Background: Coagulase-negative staphylococci (CoNS) are the most common contaminants of blood cultures, however, we sometimes have difficulties in determining their clinical significance. It is still controversial that there is a significant difference between the contamination group and the true bacteraemia group in the time to positivity (TTP) of blood cultures. We validated the relationship between a TTP and the presence of CoNS bacteraemia in cancer patients by using an objective, non-judgmental definition for CoNS contamination.
Methods: We retrospectively reviewed 175 sets of blood cultures drawn from 95 patients that yielded CoNS from October 2011 to March 2013. We considered as contamination if an isolate of CoNS was identified in one out of multiple sets of blood cultures. We investigated the TTP, the threshold values and corresponding likelihood ratios to distinguish CoNS bacteraemia from contamination.
Results: The median TTP in CoNS bacteraemia group was significantly shorter than that in contamination group (14 h 45 min and 20 h 31 min, respectively, p = .0157). A TTP of ≤16 h had a specificity of 83% for predicting CoNS bacteraemia, and that of >20 h had a sensitivity of 86% for predicting CoNS contamination.

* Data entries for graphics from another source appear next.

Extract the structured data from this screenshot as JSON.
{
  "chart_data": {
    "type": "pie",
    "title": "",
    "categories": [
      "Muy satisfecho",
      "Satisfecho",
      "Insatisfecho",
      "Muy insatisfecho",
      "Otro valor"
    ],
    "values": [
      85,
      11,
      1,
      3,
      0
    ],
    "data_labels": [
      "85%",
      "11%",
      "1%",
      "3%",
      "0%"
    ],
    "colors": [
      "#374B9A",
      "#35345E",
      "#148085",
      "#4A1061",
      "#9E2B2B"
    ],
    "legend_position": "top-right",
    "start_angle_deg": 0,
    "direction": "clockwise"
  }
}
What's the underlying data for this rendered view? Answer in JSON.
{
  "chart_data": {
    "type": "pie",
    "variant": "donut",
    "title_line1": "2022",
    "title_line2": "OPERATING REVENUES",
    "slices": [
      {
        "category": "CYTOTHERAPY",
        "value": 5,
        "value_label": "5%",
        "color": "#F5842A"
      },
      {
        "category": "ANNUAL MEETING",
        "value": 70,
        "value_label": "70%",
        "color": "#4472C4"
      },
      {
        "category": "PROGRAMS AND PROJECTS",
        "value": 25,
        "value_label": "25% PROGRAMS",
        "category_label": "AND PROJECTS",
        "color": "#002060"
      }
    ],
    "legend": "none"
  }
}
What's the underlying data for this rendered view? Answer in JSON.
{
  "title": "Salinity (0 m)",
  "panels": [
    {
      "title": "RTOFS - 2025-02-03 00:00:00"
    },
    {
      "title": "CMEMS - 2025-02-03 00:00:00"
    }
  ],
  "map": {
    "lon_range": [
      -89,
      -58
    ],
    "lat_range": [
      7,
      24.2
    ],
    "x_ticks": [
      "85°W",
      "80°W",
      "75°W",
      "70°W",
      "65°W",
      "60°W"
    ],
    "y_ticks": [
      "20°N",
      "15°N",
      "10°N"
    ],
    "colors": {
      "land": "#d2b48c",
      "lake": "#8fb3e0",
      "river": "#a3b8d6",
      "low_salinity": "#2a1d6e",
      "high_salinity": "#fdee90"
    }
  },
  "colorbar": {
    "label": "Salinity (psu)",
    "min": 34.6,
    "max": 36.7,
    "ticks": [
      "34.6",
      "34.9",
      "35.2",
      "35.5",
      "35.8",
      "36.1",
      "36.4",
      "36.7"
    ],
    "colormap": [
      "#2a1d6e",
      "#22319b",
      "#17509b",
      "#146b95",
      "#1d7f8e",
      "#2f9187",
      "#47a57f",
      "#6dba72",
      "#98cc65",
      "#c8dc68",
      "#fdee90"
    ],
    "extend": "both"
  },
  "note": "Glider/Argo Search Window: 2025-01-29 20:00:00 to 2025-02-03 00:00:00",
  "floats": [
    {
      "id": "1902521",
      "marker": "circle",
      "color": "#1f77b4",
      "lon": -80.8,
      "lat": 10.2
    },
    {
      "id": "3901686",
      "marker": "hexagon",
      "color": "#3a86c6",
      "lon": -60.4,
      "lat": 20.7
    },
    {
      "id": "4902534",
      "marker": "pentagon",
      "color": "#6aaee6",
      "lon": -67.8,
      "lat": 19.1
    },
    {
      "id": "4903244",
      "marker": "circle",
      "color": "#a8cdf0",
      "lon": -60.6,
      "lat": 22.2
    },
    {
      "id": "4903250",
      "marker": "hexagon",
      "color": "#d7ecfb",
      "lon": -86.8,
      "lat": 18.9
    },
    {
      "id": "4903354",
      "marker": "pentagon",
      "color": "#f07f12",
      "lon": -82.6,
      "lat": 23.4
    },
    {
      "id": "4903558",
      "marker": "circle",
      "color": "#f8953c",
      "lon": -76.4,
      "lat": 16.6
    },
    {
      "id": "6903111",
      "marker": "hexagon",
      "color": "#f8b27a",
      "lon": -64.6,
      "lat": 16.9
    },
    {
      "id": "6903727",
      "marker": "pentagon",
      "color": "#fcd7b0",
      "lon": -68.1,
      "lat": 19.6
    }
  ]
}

Conclusions: We validated that the median TTP in CoNS bacteraemia group was significantly shorter than that in their contamination group, and that a TTP of ≤16 h was associated with CoNS bacteraemia, while that of >20 h was associated with CoNS contamination, if evaluated with an objective, non-judgmental definition for CoNS contamination.
Keywords: A time to positivity; Bacteraemia; Cancer patients; Coagulase-negative staphylococci; Contamination.